Along with being easy to administer, radium-223 is associated with low rates of adverse events and low myelosuppression rates. One of the biggest hurdles facing the widespread incorporation of radium-223 into clinical practice is securing radiopharmaceutical licensure, suggests Brian Mehlhaff, MD. For practices without a radiation oncologist or nuclear medicine specialist, Kenneth Kernen, MD, recommends utilizing a local hospital for the administration of radium-223. These larger systems can provide patients with access to the radiopharmaceutical.
Early identification of qualified patients for radium-223 is essential to accommodate full treatment and optimize overlapping therapy opportunities, Mehlhaff adds. Some evidence suggests that early therapy could be more efficacious in patients with a lower baseline PSAs, similar to what is seen with sipuleucel-T, Christopher Pieczonka, MD, suggests.

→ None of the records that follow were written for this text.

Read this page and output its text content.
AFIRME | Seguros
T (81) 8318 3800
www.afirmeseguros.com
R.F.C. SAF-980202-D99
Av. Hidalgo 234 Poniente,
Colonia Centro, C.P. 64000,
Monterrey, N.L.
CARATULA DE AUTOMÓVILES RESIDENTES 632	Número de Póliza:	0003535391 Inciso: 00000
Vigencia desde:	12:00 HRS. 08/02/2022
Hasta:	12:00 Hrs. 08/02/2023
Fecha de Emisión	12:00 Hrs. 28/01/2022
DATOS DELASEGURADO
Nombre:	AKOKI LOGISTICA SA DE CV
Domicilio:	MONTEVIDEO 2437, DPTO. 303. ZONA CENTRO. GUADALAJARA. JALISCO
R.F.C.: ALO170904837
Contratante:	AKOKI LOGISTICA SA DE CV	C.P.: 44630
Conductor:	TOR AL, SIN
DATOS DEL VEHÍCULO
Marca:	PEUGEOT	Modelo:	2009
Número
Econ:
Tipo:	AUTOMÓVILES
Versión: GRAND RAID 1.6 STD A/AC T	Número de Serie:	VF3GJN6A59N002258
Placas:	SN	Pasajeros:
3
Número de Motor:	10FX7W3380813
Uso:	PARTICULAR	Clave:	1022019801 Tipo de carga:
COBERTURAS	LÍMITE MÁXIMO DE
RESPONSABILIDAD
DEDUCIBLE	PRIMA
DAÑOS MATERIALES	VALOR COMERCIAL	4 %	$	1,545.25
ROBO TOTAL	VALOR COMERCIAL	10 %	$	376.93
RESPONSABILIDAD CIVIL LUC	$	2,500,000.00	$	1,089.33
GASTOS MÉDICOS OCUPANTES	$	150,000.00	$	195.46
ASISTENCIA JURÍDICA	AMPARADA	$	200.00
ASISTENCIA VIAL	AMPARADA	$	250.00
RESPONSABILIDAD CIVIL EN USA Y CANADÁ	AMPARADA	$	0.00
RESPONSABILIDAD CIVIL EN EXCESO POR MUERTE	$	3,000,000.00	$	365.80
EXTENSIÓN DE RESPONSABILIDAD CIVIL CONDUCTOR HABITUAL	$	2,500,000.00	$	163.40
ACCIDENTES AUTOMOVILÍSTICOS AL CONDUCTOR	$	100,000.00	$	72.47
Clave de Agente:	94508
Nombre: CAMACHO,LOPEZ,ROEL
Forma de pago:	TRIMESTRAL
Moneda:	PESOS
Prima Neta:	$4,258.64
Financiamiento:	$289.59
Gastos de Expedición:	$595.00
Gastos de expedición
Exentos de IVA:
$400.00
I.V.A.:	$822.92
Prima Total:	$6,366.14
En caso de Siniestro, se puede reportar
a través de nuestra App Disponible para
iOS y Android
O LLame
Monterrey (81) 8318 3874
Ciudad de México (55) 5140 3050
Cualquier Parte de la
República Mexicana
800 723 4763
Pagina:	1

In closing, moderator Raoul S. Concepcion, MD, expresses hope that future research will illuminate strategies for combinations and sequencing in patients with mCRPC. These new approaches could include the identification of a blood- or urine-based biomarker that would ideally preempt the need for repeated biopsies, he hopes.
The field of prostate cancer has undergone a recent transformation, with an explosion of knowledge and application for diagnostics, prognostics, and therapeutics, suggests Neal D. Shore, MD. Research continues to explore ways to further improve outcomes, including the investigation of novel agents.